Relief as missing dog returned to murdered boy's father
Updated - A dog belonging to a man whose son was murdered and placed in an industrial oven was found in Xemxija today.
The dog had disappeared on Tuesday, causing heartache to Nicola Romano who had described Rocky as “a symbol" of his son Gaetano”.
Friends of Mr Romano found it in Xemxija and immmediately phone him.
“If my wounds had healed one per cent since my son was killed, they have now been slashed open 110,” he said in comments before the dog was traced.
Gaetano was murdered a year and 10 months ago and his father said he had not found any peace of mind and was “dying inside”.

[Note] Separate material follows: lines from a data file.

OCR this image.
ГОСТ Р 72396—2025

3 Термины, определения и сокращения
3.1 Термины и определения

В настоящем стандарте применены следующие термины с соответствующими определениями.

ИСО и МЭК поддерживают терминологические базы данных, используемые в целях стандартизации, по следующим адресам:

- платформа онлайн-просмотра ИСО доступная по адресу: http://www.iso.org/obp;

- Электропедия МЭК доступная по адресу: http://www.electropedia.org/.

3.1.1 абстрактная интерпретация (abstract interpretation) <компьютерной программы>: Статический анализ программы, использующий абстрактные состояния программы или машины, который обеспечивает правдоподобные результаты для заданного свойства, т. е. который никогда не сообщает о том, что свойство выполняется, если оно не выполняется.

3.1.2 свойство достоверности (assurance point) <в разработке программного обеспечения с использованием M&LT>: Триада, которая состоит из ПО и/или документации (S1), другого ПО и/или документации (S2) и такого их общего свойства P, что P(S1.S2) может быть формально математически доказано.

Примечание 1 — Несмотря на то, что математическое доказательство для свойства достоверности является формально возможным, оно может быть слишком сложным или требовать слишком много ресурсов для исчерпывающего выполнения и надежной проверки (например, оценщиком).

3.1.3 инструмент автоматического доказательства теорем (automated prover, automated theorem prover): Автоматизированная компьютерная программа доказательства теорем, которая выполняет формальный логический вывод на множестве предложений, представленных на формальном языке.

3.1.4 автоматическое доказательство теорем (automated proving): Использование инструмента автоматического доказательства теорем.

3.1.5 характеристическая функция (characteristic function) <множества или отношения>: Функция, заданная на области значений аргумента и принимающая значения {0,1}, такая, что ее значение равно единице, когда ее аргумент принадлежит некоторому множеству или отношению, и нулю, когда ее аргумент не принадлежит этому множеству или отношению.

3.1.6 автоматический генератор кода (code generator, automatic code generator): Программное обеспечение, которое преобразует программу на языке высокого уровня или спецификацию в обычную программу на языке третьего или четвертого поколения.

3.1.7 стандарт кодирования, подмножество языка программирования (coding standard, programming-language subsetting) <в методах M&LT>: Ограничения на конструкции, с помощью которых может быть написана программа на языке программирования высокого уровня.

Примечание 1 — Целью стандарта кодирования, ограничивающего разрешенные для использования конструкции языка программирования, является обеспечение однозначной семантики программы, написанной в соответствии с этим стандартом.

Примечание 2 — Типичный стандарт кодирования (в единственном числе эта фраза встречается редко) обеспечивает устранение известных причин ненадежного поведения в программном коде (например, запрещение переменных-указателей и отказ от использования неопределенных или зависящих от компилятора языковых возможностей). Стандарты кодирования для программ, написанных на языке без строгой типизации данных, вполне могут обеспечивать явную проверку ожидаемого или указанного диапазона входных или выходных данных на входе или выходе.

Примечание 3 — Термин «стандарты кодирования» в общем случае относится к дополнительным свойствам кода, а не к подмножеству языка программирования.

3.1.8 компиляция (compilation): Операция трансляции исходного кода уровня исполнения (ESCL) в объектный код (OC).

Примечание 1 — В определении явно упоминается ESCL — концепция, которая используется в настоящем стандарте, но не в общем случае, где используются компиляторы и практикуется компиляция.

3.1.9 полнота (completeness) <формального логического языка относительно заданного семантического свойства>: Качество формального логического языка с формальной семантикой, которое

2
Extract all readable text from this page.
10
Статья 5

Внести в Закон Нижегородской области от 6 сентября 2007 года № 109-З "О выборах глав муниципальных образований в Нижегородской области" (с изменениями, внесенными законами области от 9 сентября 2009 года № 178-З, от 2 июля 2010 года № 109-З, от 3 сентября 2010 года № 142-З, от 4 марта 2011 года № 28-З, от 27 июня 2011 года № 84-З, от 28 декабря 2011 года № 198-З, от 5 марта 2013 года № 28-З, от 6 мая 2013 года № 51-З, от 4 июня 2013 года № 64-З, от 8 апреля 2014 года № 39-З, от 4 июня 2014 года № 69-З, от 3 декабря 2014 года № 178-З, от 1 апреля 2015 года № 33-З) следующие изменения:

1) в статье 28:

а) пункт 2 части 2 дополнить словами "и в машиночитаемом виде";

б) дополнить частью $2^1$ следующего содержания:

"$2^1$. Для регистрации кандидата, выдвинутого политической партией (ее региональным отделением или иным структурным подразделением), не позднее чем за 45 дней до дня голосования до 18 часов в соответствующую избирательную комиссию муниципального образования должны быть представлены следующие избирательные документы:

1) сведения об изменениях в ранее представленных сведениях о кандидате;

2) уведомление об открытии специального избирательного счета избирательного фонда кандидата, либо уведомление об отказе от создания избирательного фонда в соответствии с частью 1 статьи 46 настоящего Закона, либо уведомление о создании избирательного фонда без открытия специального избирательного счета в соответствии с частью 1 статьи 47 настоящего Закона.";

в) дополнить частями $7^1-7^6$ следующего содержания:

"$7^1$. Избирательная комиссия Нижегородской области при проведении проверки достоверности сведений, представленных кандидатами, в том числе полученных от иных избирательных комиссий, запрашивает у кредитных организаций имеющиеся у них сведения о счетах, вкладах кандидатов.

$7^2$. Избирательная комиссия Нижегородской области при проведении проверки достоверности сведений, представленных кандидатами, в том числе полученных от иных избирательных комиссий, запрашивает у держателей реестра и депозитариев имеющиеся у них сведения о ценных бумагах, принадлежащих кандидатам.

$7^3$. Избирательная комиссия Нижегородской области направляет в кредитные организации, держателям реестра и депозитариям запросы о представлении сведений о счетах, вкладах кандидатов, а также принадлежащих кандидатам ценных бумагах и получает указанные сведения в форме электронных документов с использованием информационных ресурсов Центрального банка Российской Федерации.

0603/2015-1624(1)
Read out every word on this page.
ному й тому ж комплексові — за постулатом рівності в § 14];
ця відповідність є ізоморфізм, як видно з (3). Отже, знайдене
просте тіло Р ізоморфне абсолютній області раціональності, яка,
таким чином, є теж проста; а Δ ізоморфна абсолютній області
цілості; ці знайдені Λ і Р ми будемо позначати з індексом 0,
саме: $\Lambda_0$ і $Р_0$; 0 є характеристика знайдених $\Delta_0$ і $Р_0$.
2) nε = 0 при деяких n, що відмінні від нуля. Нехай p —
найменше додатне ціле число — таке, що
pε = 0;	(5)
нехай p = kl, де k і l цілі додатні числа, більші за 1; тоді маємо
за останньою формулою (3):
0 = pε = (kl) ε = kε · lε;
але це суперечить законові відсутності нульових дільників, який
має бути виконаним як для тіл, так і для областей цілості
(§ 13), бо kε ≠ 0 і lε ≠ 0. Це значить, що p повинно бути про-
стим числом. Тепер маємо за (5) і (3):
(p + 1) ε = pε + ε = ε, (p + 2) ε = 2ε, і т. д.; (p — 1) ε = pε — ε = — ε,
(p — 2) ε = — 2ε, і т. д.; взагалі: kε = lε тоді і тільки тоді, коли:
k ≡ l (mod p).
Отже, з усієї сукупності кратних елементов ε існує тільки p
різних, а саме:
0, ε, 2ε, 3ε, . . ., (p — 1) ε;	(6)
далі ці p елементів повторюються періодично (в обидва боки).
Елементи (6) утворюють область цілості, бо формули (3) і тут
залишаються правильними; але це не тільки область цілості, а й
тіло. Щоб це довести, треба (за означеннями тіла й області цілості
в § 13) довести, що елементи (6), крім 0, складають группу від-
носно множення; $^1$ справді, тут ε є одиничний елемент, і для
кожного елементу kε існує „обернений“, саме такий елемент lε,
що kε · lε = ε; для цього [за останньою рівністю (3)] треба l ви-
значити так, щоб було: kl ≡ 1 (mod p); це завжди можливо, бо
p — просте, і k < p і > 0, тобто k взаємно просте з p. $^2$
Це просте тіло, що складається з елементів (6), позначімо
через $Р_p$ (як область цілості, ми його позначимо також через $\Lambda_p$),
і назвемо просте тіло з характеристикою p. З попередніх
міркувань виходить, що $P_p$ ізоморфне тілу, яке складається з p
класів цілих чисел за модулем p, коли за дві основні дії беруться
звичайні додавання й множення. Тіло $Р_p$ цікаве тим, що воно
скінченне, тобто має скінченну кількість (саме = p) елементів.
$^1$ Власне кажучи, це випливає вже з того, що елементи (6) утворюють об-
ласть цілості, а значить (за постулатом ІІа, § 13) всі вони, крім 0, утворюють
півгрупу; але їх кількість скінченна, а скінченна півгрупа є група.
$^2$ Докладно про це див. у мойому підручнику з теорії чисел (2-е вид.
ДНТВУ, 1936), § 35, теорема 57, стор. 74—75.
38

The latest loss had left the 69-year- old crying “from morning to night” as the brown labrador, also known – and treated – as Principino (little prince), “represented” his son and was his life and heart.
“Now, even that has been taken away from me,” the Sicilian cried. “You can imagine but you could never understand what it means to lose a son,” he said, recounting down to the slightest detail the run-up to his macabre discovery.
Sitting in a cloud of cigarette smoke and choking back the tears in his Buġibba gypsum shop, just above the garage in Damascus Street where he found his dead son on April 2, 2009, a day after his 20th birthday, Mr Romano gave a blow-by-blow account of that fateful day.
He was abroad when his son stopped answering his calls and, four days later, when he returned from a holiday he never wanted to go on but was convinced to by Gaetano, he found his badly burnt body in their own workshop furnace.
“I kissed him right there before I left,” he said, pointing to a spot in his Cinque Stelle shop.
The problem is also that, almost two years later, the police have not managed to home in on the perpetrators of the heinous crime and Mr Romano said he remained in the dark as to who took away the only son he had had with his deceased Maltese wife.
“I am so disappointed because I am Gaetano’s father and, if there is any news, I should be informed so that I could be more tranquil,” he said.
“I have been killed three times,” Mr Romano cried. “First, when my son was murdered; then because of the lack of justice – I still don’t and never will know anything about his death; and now that Rocky has disappeared.”
It is not the first time Mr Romano, who has been in Malta for 32 years, has had to face the loss of a pet. His other dog, also Rocky, was found dead and bound with tape in a suitcase in a nearby shell building some months before his son was murdered.
Back then, it was said the dog was found rolled in a carpet in a nearby field and the family had even received photos of their dead pet. “First the dog; then Gaetano. Now who’s next,” a cut-up Mr Romano had asked.
The two-year-old labrador that went missing was just a puppy when Gaetano was still around. He grew to be a “symbol” of the boy and another son t o Mr Romano.
Rocky still used to wait behind the door for his owner to arrive. He would sniff around his bedroom and once got “overly excited” when he saw a photo of Gaetano, the broken father said.
“I used to say I had two maschiacci (males). Then my son died and all I had was Rocky,” he said, passionately appealing to whoever took him to bring him back.
“There will not be any consequences,” he insisted in his appeal.
The dog was last seen outside the Bank of Valletta branch in Buġibba on Tuesday morning, Mr Romano said. That day, he had come for his usual caresses and his owner had cleaned his eyes outside his garage.
Then Rocky – “the best dog in the world” – took off for what would normally have been a 10-minute walk. But, this time, he never returned. Mr Romano said he received a call from the police 30 minutes later, informing him the dog was outside the bank but, by the time he got there, Rocky was gone.
“Rocky only eats meat,” he said, pointing at a photograph of him hugging the dog on his birthday, for which he had a cassatina for a cake.
Mr Romano may have strong suspicions about who killed his son but he claims his dog, which was chipped and had a metal tag with his number, was not nabbed by anyone who wanted to harm him personally. He does not know what to think when asked whether his son’s killers would ever be found. “I have reached a point where I do not have faith in anyone, not even myself. I do not trust anything,” he said.